The envelope 40 is tube-shaped and made of transparent or semitransparent material such as glass and colophony. The envelope 40 is configured to be snugly received in the frame 10 and cling to an inner wall of the frame 10. When received in the frame 10, a top end of the envelope 40 levels with the top of the upper ring 16 of the frame 10.
Particularly referring to FIG. 3, the LED module 50 includes a circular printed circuit board 52 and a plurality of LEDs 54 mounted on the printed circuit board 52.

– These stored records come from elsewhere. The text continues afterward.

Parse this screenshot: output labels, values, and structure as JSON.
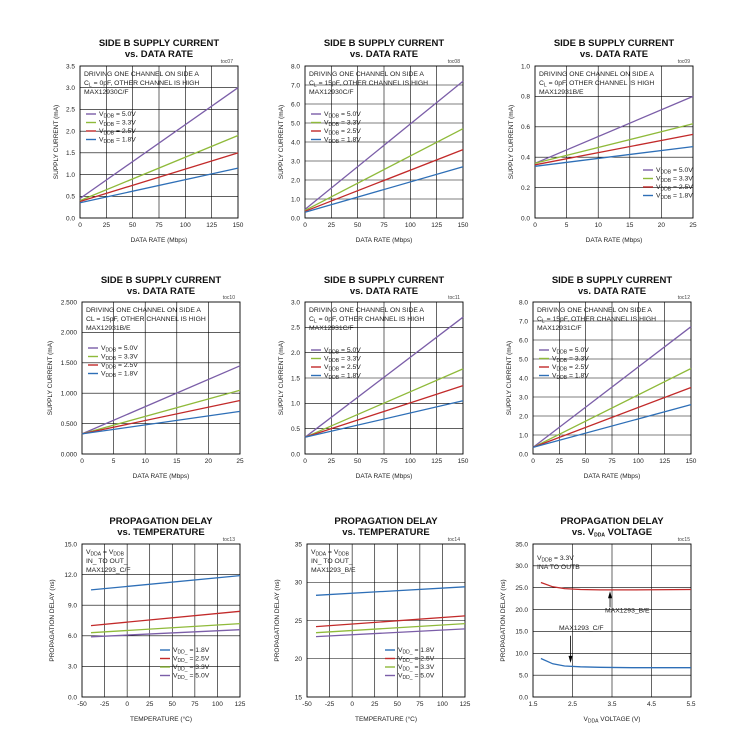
{
  "colors": {
    "v50": "#7b5ea8",
    "v33": "#8fba3a",
    "v25": "#c22a2a",
    "v18": "#2e6fb7",
    "axis": "#000000",
    "grid": "#000000"
  },
  "charts": [
    {
      "chart_data": {
        "type": "line",
        "title": "SIDE B SUPPLY CURRENT",
        "subtitle": "vs. DATA RATE",
        "toc": "toc07",
        "xlabel": "DATA RATE (Mbps)",
        "ylabel": "SUPPLY CURRENT (mA)",
        "xlim": [
          0,
          150
        ],
        "ylim": [
          0,
          3.5
        ],
        "xticks": [
          0,
          25,
          50,
          75,
          100,
          125,
          150
        ],
        "yticks": [
          0,
          0.5,
          1.0,
          1.5,
          2.0,
          2.5,
          3.0,
          3.5
        ],
        "ytick_labels": [
          "0.0",
          "0.5",
          "1.0",
          "1.5",
          "2.0",
          "2.5",
          "3.0",
          "3.5"
        ],
        "annotations": [
          "DRIVING ONE CHANNEL ON SIDE A",
          "C_L = 0pF, OTHER CHANNEL IS HIGH",
          "MAX12930C/F"
        ],
        "legend": [
          "V_DDB = 5.0V",
          "V_DDB = 3.3V",
          "V_DDB = 2.5V",
          "V_DDB = 1.8V"
        ],
        "series": [
          {
            "name": "VDDB = 5.0V",
            "x": [
              0,
              150
            ],
            "y": [
              0.45,
              3.0
            ]
          },
          {
            "name": "VDDB = 3.3V",
            "x": [
              0,
              150
            ],
            "y": [
              0.4,
              1.9
            ]
          },
          {
            "name": "VDDB = 2.5V",
            "x": [
              0,
              150
            ],
            "y": [
              0.38,
              1.5
            ]
          },
          {
            "name": "VDDB = 1.8V",
            "x": [
              0,
              150
            ],
            "y": [
              0.35,
              1.15
            ]
          }
        ]
      }
    },
    {
      "chart_data": {
        "type": "line",
        "title": "SIDE B SUPPLY CURRENT",
        "subtitle": "vs. DATA RATE",
        "toc": "toc08",
        "xlabel": "DATA RATE (Mbps)",
        "ylabel": "SUPPLY CURRENT (mA)",
        "xlim": [
          0,
          150
        ],
        "ylim": [
          0,
          8
        ],
        "xticks": [
          0,
          25,
          50,
          75,
          100,
          125,
          150
        ],
        "yticks": [
          0,
          1,
          2,
          3,
          4,
          5,
          6,
          7,
          8
        ],
        "ytick_labels": [
          "0.0",
          "1.0",
          "2.0",
          "3.0",
          "4.0",
          "5.0",
          "6.0",
          "7.0",
          "8.0"
        ],
        "annotations": [
          "DRIVING ONE CHANNEL ON SIDE A",
          "C_L = 15pF, OTHER CHANNEL IS HIGH",
          "MAX12930C/F"
        ],
        "legend": [
          "V_DDB = 5.0V",
          "V_DDB = 3.3V",
          "V_DDB = 2.5V",
          "V_DDB = 1.8V"
        ],
        "series": [
          {
            "name": "VDDB = 5.0V",
            "x": [
              0,
              150
            ],
            "y": [
              0.45,
              7.2
            ]
          },
          {
            "name": "VDDB = 3.3V",
            "x": [
              0,
              150
            ],
            "y": [
              0.4,
              4.7
            ]
          },
          {
            "name": "VDDB = 2.5V",
            "x": [
              0,
              150
            ],
            "y": [
              0.35,
              3.6
            ]
          },
          {
            "name": "VDDB = 1.8V",
            "x": [
              0,
              150
            ],
            "y": [
              0.3,
              2.7
            ]
          }
        ]
      }
    },
    {
      "chart_data": {
        "type": "line",
        "title": "SIDE B SUPPLY CURRENT",
        "subtitle": "vs. DATA RATE",
        "toc": "toc09",
        "xlabel": "DATA RATE (Mbps)",
        "ylabel": "SUPPLY CURRENT (mA)",
        "xlim": [
          0,
          25
        ],
        "ylim": [
          0,
          1.0
        ],
        "xticks": [
          0,
          5,
          10,
          15,
          20,
          25
        ],
        "yticks": [
          0,
          0.2,
          0.4,
          0.6,
          0.8,
          1.0
        ],
        "ytick_labels": [
          "0.0",
          "0.2",
          "0.4",
          "0.6",
          "0.8",
          "1.0"
        ],
        "annotations": [
          "DRIVING ONE CHANNEL ON SIDE A",
          "C_L = 0pF, OTHER CHANNEL IS HIGH",
          "MAX12931B/E"
        ],
        "legend": [
          "V_DDB = 5.0V",
          "V_DDB = 3.3V",
          "V_DDB = 2.5V",
          "V_DDB = 1.8V"
        ],
        "series": [
          {
            "name": "VDDB = 5.0V",
            "x": [
              0,
              25
            ],
            "y": [
              0.36,
              0.8
            ]
          },
          {
            "name": "VDDB = 3.3V",
            "x": [
              0,
              25
            ],
            "y": [
              0.36,
              0.62
            ]
          },
          {
            "name": "VDDB = 2.5V",
            "x": [
              0,
              25
            ],
            "y": [
              0.35,
              0.55
            ]
          },
          {
            "name": "VDDB = 1.8V",
            "x": [
              0,
              25
            ],
            "y": [
              0.34,
              0.47
            ]
          }
        ]
      }
    },
    {
      "chart_data": {
        "type": "line",
        "title": "SIDE B SUPPLY CURRENT",
        "subtitle": "vs. DATA RATE",
        "toc": "toc10",
        "xlabel": "DATA RATE (Mbps)",
        "ylabel": "SUPPLY CURRENT (mA)",
        "xlim": [
          0,
          25
        ],
        "ylim": [
          0,
          2.5
        ],
        "xticks": [
          0,
          5,
          10,
          15,
          20,
          25
        ],
        "yticks": [
          0,
          0.5,
          1.0,
          1.5,
          2.0,
          2.5
        ],
        "ytick_labels": [
          "0.000",
          "0.500",
          "1.000",
          "1.500",
          "2.000",
          "2.500"
        ],
        "annotations": [
          "DRIVING ONE CHANNEL ON SIDE A",
          "CL = 15pF, OTHER CHANNEL IS HIGH",
          "MAX12931B/E"
        ],
        "legend": [
          "V_DDB = 5.0V",
          "V_DDB = 3.3V",
          "V_DDB = 2.5V",
          "V_DDB = 1.8V"
        ],
        "series": [
          {
            "name": "VDDB = 5.0V",
            "x": [
              0,
              25
            ],
            "y": [
              0.33,
              1.45
            ]
          },
          {
            "name": "VDDB = 3.3V",
            "x": [
              0,
              25
            ],
            "y": [
              0.33,
              1.05
            ]
          },
          {
            "name": "VDDB = 2.5V",
            "x": [
              0,
              25
            ],
            "y": [
              0.33,
              0.88
            ]
          },
          {
            "name": "VDDB = 1.8V",
            "x": [
              0,
              25
            ],
            "y": [
              0.33,
              0.7
            ]
          }
        ]
      }
    },
    {
      "chart_data": {
        "type": "line",
        "title": "SIDE B SUPPLY CURRENT",
        "subtitle": "vs. DATA RATE",
        "toc": "toc11",
        "xlabel": "DATA RATE (Mbps)",
        "ylabel": "SUPPLY CURRENT (mA)",
        "xlim": [
          0,
          150
        ],
        "ylim": [
          0,
          3.0
        ],
        "xticks": [
          0,
          25,
          50,
          75,
          100,
          125,
          150
        ],
        "yticks": [
          0,
          0.5,
          1.0,
          1.5,
          2.0,
          2.5,
          3.0
        ],
        "ytick_labels": [
          "0.0",
          "0.5",
          "1.0",
          "1.5",
          "2.0",
          "2.5",
          "3.0"
        ],
        "annotations": [
          "DRIVING ONE CHANNEL ON SIDE A",
          "C_L = 0pF, OTHER CHANNEL IS HIGH",
          "MAX12931C/F"
        ],
        "legend": [
          "V_DDB = 5.0V",
          "V_DDB = 3.3V",
          "V_DDB = 2.5V",
          "V_DDB = 1.8V"
        ],
        "series": [
          {
            "name": "VDDB = 5.0V",
            "x": [
              0,
              150
            ],
            "y": [
              0.33,
              2.7
            ]
          },
          {
            "name": "VDDB = 3.3V",
            "x": [
              0,
              150
            ],
            "y": [
              0.33,
              1.68
            ]
          },
          {
            "name": "VDDB = 2.5V",
            "x": [
              0,
              150
            ],
            "y": [
              0.33,
              1.35
            ]
          },
          {
            "name": "VDDB = 1.8V",
            "x": [
              0,
              150
            ],
            "y": [
              0.33,
              1.05
            ]
          }
        ]
      }
    },
    {
      "chart_data": {
        "type": "line",
        "title": "SIDE B SUPPLY CURRENT",
        "subtitle": "vs. DATA RATE",
        "toc": "toc12",
        "xlabel": "DATA RATE (Mbps)",
        "ylabel": "SUPPLY CURRENT (mA)",
        "xlim": [
          0,
          150
        ],
        "ylim": [
          0,
          8
        ],
        "xticks": [
          0,
          25,
          50,
          75,
          100,
          125,
          150
        ],
        "yticks": [
          0,
          1,
          2,
          3,
          4,
          5,
          6,
          7,
          8
        ],
        "ytick_labels": [
          "0.0",
          "1.0",
          "2.0",
          "3.0",
          "4.0",
          "5.0",
          "6.0",
          "7.0",
          "8.0"
        ],
        "annotations": [
          "DRIVING ONE CHANNEL ON SIDE A",
          "C_L = 15pF, OTHER CHANNEL IS HIGH",
          "MAX12931C/F"
        ],
        "legend": [
          "V_DDB = 5.0V",
          "V_DDB = 3.3V",
          "V_DDB = 2.5V",
          "V_DDB = 1.8V"
        ],
        "series": [
          {
            "name": "VDDB = 5.0V",
            "x": [
              0,
              150
            ],
            "y": [
              0.35,
              6.7
            ]
          },
          {
            "name": "VDDB = 3.3V",
            "x": [
              0,
              150
            ],
            "y": [
              0.35,
              4.5
            ]
          },
          {
            "name": "VDDB = 2.5V",
            "x": [
              0,
              150
            ],
            "y": [
              0.35,
              3.5
            ]
          },
          {
            "name": "VDDB = 1.8V",
            "x": [
              0,
              150
            ],
            "y": [
              0.35,
              2.6
            ]
          }
        ]
      }
    },
    {
      "chart_data": {
        "type": "line",
        "title": "PROPAGATION DELAY",
        "subtitle": "vs. TEMPERATURE",
        "toc": "toc13",
        "xlabel": "TEMPERATURE (°C)",
        "ylabel": "PROPAGATION DELAY (ns)",
        "xlim": [
          -50,
          125
        ],
        "ylim": [
          0,
          15
        ],
        "xticks": [
          -50,
          -25,
          0,
          25,
          50,
          75,
          100,
          125
        ],
        "yticks": [
          0,
          3,
          6,
          9,
          12,
          15
        ],
        "ytick_labels": [
          "0.0",
          "3.0",
          "6.0",
          "9.0",
          "12.0",
          "15.0"
        ],
        "annotations": [
          "V_DDA = V_DDB",
          "IN_ TO OUT_",
          "MAX1293_C/F"
        ],
        "legend": [
          "V_DD_ = 1.8V",
          "V_DD_ = 2.5V",
          "V_DD_ = 3.3V",
          "V_DD_ = 5.0V"
        ],
        "series": [
          {
            "name": "VDD_ = 1.8V",
            "x": [
              -40,
              125
            ],
            "y": [
              10.5,
              11.9
            ]
          },
          {
            "name": "VDD_ = 2.5V",
            "x": [
              -40,
              125
            ],
            "y": [
              7.0,
              8.4
            ]
          },
          {
            "name": "VDD_ = 3.3V",
            "x": [
              -40,
              125
            ],
            "y": [
              6.3,
              7.2
            ]
          },
          {
            "name": "VDD_ = 5.0V",
            "x": [
              -40,
              125
            ],
            "y": [
              5.9,
              6.6
            ]
          }
        ]
      }
    },
    {
      "chart_data": {
        "type": "line",
        "title": "PROPAGATION DELAY",
        "subtitle": "vs. TEMPERATURE",
        "toc": "toc14",
        "xlabel": "TEMPERATURE (°C)",
        "ylabel": "PROPAGATION DELAY (ns)",
        "xlim": [
          -50,
          125
        ],
        "ylim": [
          15,
          35
        ],
        "xticks": [
          -50,
          -25,
          0,
          25,
          50,
          75,
          100,
          125
        ],
        "yticks": [
          15,
          20,
          25,
          30,
          35
        ],
        "ytick_labels": [
          "15",
          "20",
          "25",
          "30",
          "35"
        ],
        "annotations": [
          "V_DDA = V_DDB",
          "IN_ TO OUT_",
          "MAX1293_B/E"
        ],
        "legend": [
          "V_DD_ = 1.8V",
          "V_DD_ = 2.5V",
          "V_DD_ = 3.3V",
          "V_DD_ = 5.0V"
        ],
        "series": [
          {
            "name": "VDD_ = 1.8V",
            "x": [
              -40,
              125
            ],
            "y": [
              28.3,
              29.4
            ]
          },
          {
            "name": "VDD_ = 2.5V",
            "x": [
              -40,
              125
            ],
            "y": [
              24.2,
              25.6
            ]
          },
          {
            "name": "VDD_ = 3.3V",
            "x": [
              -40,
              125
            ],
            "y": [
              23.4,
              24.6
            ]
          },
          {
            "name": "VDD_ = 5.0V",
            "x": [
              -40,
              125
            ],
            "y": [
              22.9,
              23.9
            ]
          }
        ]
      }
    },
    {
      "chart_data": {
        "type": "line",
        "title": "PROPAGATION DELAY",
        "subtitle": "vs. V_DDA VOLTAGE",
        "toc": "toc15",
        "xlabel": "V_DDA VOLTAGE (V)",
        "ylabel": "PROPAGATION DELAY (ns)",
        "xlim": [
          1.5,
          5.5
        ],
        "ylim": [
          0,
          35
        ],
        "xticks": [
          1.5,
          2.5,
          3.5,
          4.5,
          5.5
        ],
        "xtick_labels": [
          "1.5",
          "2.5",
          "3.5",
          "4.5",
          "5.5"
        ],
        "yticks": [
          0,
          5,
          10,
          15,
          20,
          25,
          30,
          35
        ],
        "ytick_labels": [
          "0.0",
          "5.0",
          "10.0",
          "15.0",
          "20.0",
          "25.0",
          "30.0",
          "35.0"
        ],
        "annotations": [
          "V_DDB = 3.3V",
          "INA TO OUTB",
          "MAX1293_B/E",
          "MAX1293_C/F"
        ],
        "series": [
          {
            "name": "MAX1293_B/E",
            "x": [
              1.7,
              2.0,
              2.3,
              2.7,
              3.2,
              4.0,
              5.5
            ],
            "y": [
              26.2,
              25.2,
              24.8,
              24.6,
              24.5,
              24.5,
              24.6
            ]
          },
          {
            "name": "MAX1293_C/F",
            "x": [
              1.7,
              2.0,
              2.3,
              2.7,
              3.2,
              4.0,
              5.5
            ],
            "y": [
              8.8,
              7.6,
              7.1,
              6.9,
              6.8,
              6.7,
              6.7
            ]
          }
        ]
      }
    }
  ]
}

Also referring to FIG. 4, in assembly of the LED lamp, the reflector 30 is secured on the top of the base 12 of the frame 10 by the fixtures extending through the fixing orifices 320 and screw into the base 12. The envelope 40 is snugly received in the frame 10 and surrounds the reflector 30. The heat sink 20 with the LED module 50 attached to the bottom surface thereof is fixed on the top surface of the frame 10 by the screws 200 extending through the through holes 220 in the plate 22 of the frame 10 to screw into the engaging orifices 160 in the top of the frame 10. In order to prevent rainwater from creeping into the LED lamp when the LED lamp is used outdoors, a waterproof cushion 300 is used. The waterproof cushion 300 has through orifices 302 defined therein, for extension of the screws 200 through the waterproof cushion 300. The waterproof cushion 300 is provided to be tightly sandwiched between the frame 10 and the heat sink 20. A lower gasket 400 is provided to be tightly sandwiched between a bottom of the envelope 40 and the top surface of the base 12 of the frame 10. An upper gasket 400 is provided to be tightly sandwich between the bottom surface of the heat sink 20 and a top of the envelope 40.

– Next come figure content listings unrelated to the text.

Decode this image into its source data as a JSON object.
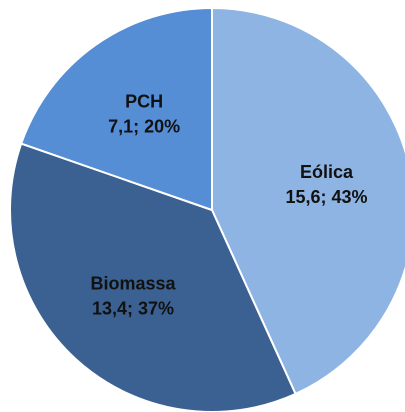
{
  "chart_data": {
    "type": "pie",
    "categories": [
      "Eólica",
      "Biomassa",
      "PCH"
    ],
    "values": [
      15.6,
      13.4,
      7.1
    ],
    "value_labels": [
      "15,6; 43%",
      "13,4; 37%",
      "7,1; 20%"
    ],
    "colors": [
      "#8eb4e3",
      "#3a6191",
      "#558ed5"
    ]
  }
}
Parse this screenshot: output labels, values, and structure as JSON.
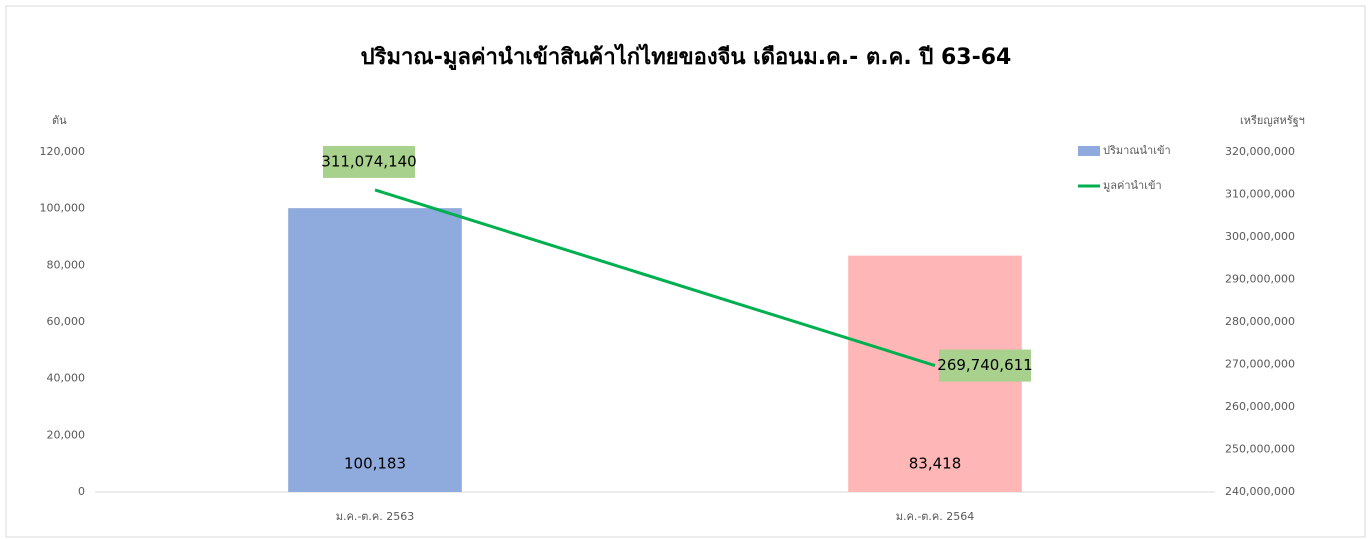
{
  "chart_data": {
    "type": "bar_line",
    "title": "ปริมาณ-มูลค่านำเข้าสินค้าไก่ไทยของจีน เดือนม.ค.- ต.ค. ปี 63-64",
    "y_label": "ตัน",
    "y2_label": "เหรียญสหรัฐฯ",
    "categories": [
      "ม.ค.-ต.ค. 2563",
      "ม.ค.-ต.ค. 2564"
    ],
    "series": [
      {
        "name": "ปริมาณนำเข้า",
        "type": "bar",
        "color": "#8faadc",
        "colors": [
          "#8faadc",
          "#ffb6b6"
        ],
        "values": [
          100183,
          83418
        ],
        "value_labels": [
          "100,183",
          "83,418"
        ]
      },
      {
        "name": "มูลค่านำเข้า",
        "type": "line",
        "axis": "y2",
        "color": "#00b050",
        "label_color": "#a9d18e",
        "values": [
          311074140,
          269740611
        ],
        "value_labels": [
          "311,074,140",
          "269,740,611"
        ]
      }
    ],
    "ylim": [
      0,
      120000
    ],
    "yticks": [
      0,
      {
        "value": 20000,
        "label": "20,000"
      },
      {
        "value": 40000,
        "label": "40,000"
      },
      {
        "value": 60000,
        "label": "60,000"
      },
      {
        "value": 80000,
        "label": "80,000"
      },
      {
        "value": 100000,
        "label": "100,000"
      },
      {
        "value": 120000,
        "label": "120,000"
      }
    ],
    "y2lim": [
      240000000,
      320000000
    ],
    "y2ticks": [
      {
        "value": 240000000,
        "label": "240,000,000"
      },
      {
        "value": 250000000,
        "label": "250,000,000"
      },
      {
        "value": 260000000,
        "label": "260,000,000"
      },
      {
        "value": 270000000,
        "label": "270,000,000"
      },
      {
        "value": 280000000,
        "label": "280,000,000"
      },
      {
        "value": 290000000,
        "label": "290,000,000"
      },
      {
        "value": 300000000,
        "label": "300,000,000"
      },
      {
        "value": 310000000,
        "label": "310,000,000"
      },
      {
        "value": 320000000,
        "label": "320,000,000"
      }
    ],
    "grid": false,
    "legend": "upper right"
  }
}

In use of the LED lamp, light generated by the LED module 50 can be reflected omnidirectionally toward outside of the frame 10 by the outer surface of the reflector 30. Thus, the light is soft and has an even brightness. Therefore, the LED lamp according to the present invention can be used as a park lamp or a decorative lamp which requires a more uniform and tender illumination. Since the outer surface of the reflector 30 is slantwise to the LED module 50, the light emitted from the planar LED module 50 can be reflected in multidimensionality, which increases the illumination area of the LED lamp. Heat generated by the LED module 50 is absorbed by the plate 22 of the heat sink 20 and then delivered to the fins 24 to be dissipated into ambient air. The LED module 50 is thus cooled and works within allowable temperature range. Besides, the heat sink 20 located on the top of the frame 10 can serve as a protective cover for protecting the LED lamp. In the present invention, lead wires can extend from the rectifier 100 upwardly through the hollow pipe of the reflector 30 to electrically connect with the LED module 50.
It is believed that the present embodiments and their advantages will be understood from the foregoing description, and it will be apparent that various changes may be made thereto without departing from the spirit and scope of the invention or sacrificing all of its material advantages, the examples hereinbefore described merely being preferred or exemplary embodiments of the invention.